9 responses to “No Fly Zone”

  1. Anonymous2

    Firefox 1.5.0.7 Windows XP

    Playing Devil’s Advocate here, maybe you could interpret Bush’s remarks more mildly to refer to space within a few thousand kilometers of the earth’s surface. Surely once someone had gotten beyond that point, nobody would seriously consider them to be on “U.S. property”…

  2. Anonymous2

    Firefox 1.5.0.7 Windows XP

    Also this reminds me of a three-dimensional analogy to the landlock dilemma I mentioned earlier – Imagine that for the last 1000 years aliens have been building invisible private apartments in a web around the planet earth. They are all like Patri Friedman’s “floating cities”, so they can be moved around and each cell is privately owned by an alien. The building and placement of each individual cell violates nobody’s rights. Then when some colonists decide to take off for Alpha Centauri they find they can’t escape earth without damaging legitimately owned private property.

    Further suppose that the earth’s ecosystem will collapse unless some vital materials on Alpha Centauri are purchased. In such a scenario, libertarian rights seem to imply that we poor Earthlings must starve to death at the whim of the alien landlords. QED

  3. Joel Schlosberg

    Firefox 2.0 Windows XP

    Or the sinister barrier from EFR’s novel of the same name.
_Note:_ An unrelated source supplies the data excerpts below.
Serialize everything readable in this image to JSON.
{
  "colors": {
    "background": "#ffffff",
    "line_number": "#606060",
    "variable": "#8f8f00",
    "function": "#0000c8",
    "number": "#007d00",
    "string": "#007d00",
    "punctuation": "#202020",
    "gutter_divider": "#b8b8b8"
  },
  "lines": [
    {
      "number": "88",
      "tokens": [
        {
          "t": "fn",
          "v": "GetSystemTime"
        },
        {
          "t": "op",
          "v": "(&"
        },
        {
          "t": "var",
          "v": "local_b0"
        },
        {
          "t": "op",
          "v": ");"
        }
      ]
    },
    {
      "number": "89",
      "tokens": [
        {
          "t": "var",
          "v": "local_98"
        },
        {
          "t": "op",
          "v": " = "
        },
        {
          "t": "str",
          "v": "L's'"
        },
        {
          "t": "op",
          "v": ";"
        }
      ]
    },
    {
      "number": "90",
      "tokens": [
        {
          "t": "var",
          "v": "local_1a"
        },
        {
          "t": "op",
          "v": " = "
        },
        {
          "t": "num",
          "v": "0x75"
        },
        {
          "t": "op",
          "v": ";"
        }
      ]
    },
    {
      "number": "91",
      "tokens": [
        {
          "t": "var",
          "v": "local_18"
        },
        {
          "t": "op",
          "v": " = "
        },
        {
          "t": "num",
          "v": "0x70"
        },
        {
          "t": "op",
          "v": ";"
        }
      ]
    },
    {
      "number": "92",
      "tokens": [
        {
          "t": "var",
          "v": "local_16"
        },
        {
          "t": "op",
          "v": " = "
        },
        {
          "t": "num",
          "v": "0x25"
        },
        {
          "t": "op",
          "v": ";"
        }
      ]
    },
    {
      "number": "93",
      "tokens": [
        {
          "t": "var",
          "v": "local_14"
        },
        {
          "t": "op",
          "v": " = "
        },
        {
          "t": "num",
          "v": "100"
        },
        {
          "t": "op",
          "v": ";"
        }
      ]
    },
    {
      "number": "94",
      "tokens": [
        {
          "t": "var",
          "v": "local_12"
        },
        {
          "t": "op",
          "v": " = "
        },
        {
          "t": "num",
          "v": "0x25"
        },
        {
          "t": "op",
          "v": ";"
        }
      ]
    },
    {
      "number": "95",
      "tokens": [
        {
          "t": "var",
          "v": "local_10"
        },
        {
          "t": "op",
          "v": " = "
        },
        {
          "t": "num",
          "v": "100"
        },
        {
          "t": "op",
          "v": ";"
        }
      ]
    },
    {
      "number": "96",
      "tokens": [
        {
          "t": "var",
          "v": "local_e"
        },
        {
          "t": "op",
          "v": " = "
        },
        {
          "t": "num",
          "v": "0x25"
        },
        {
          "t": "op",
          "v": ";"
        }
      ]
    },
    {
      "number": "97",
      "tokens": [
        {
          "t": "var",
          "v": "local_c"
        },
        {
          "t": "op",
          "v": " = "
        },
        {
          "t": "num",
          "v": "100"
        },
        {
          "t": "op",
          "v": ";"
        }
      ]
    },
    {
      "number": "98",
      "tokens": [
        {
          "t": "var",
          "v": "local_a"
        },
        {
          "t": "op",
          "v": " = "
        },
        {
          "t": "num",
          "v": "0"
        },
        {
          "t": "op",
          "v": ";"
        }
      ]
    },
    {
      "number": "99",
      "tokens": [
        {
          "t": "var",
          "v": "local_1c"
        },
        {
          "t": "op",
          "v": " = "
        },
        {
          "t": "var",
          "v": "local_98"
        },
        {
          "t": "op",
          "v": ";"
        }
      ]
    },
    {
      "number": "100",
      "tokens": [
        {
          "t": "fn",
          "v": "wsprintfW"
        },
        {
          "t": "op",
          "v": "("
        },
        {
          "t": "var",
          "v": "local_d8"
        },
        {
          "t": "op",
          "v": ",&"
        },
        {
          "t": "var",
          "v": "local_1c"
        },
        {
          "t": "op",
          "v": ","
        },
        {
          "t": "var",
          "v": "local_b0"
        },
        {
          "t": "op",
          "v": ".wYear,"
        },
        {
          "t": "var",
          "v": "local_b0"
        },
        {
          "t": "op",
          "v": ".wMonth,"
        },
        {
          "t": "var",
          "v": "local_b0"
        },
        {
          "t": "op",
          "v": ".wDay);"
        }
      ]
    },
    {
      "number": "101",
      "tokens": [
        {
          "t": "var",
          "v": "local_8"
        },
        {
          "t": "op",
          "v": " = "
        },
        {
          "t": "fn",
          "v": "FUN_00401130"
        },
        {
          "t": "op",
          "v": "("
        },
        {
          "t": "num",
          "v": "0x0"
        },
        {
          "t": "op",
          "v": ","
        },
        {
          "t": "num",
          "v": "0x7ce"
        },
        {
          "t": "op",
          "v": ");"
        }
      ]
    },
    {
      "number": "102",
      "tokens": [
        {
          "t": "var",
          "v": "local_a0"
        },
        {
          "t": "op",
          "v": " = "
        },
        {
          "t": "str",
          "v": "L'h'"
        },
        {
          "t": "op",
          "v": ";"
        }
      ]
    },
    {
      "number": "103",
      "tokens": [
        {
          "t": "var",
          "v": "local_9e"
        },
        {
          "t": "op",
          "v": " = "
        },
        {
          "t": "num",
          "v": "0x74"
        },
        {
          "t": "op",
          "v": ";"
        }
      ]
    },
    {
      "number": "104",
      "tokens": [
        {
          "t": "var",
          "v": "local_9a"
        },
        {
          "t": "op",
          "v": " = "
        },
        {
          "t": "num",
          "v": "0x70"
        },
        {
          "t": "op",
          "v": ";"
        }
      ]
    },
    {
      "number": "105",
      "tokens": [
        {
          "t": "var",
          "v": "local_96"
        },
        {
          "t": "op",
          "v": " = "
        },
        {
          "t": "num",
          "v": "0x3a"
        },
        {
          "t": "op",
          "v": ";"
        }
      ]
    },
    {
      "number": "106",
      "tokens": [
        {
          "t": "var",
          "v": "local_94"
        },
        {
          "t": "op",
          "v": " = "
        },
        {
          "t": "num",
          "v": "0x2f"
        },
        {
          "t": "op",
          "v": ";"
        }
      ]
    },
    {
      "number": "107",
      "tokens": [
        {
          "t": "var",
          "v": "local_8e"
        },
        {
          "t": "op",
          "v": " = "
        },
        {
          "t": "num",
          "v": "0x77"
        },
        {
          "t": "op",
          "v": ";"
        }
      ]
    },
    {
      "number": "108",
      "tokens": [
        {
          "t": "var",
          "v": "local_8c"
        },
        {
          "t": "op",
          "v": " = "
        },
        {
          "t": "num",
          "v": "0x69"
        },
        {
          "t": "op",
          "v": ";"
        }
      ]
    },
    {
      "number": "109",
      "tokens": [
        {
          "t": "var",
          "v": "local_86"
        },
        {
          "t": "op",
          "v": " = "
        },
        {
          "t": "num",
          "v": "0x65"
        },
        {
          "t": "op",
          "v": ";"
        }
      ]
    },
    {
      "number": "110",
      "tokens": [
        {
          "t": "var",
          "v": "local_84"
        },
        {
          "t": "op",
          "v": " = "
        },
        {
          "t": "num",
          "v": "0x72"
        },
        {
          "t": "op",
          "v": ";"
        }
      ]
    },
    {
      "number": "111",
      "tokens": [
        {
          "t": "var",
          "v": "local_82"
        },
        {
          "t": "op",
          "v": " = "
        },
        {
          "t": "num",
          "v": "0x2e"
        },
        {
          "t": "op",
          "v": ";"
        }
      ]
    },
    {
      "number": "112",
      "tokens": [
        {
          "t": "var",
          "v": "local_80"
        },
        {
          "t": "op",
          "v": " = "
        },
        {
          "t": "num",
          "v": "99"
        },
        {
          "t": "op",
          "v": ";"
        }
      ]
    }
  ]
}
    Also, there’s Heinlein’s “The Man Who Sold the Moon” where the businessman guy gets ownership of the moon by buying up all the real estate rights above a certain large altitude from the land areas the moon passes over, which nobody else thinks are worth anything because they don’t think space travel is practical.

  4. Anonymous2

    Firefox 1.5.0.7 Windows XP

    Thanks for the reading recommendation Schlosberg, I’ll take a look at it. However, I’d hazard a guess that if the aliens are not only fencing in the earth but harming the humans then they’d be clearly violating libertarian principles. And of course, in real life one usually only tries to landlock someone else as a prelude to harming them, which I should probably have acknowledged at the outset.

  5. Anonymous2

    Firefox 1.5.0.7 Windows XP

    Here, here! One consequence of being a libertarian is that I laugh my ass off when I read serious, matter-of-fact accounts of land speculation and title-granting by kings and states; the surreal quality is like a story of grown men trying to purchase real goods witih Monopoly money.

  6. Robert Brager

    MSIE 6.0 Windows XP

    Also, wouldn’t it also be fair to at least assume that the aliens – some of them, in any case – (each being autonomous, as signified by the point that each privately own their floating apartments) are not some uniform mass mind and that some portion of them might decide that allowing the passage of Earthlings through their property would be acceptable, nay, even something that they might individually or collectively profit from?

    Maybe by enacting a toll.

    I’ve heard that objection before and I just don’t see how it undermines any libertarian theory. Sounds a bit poppy to me.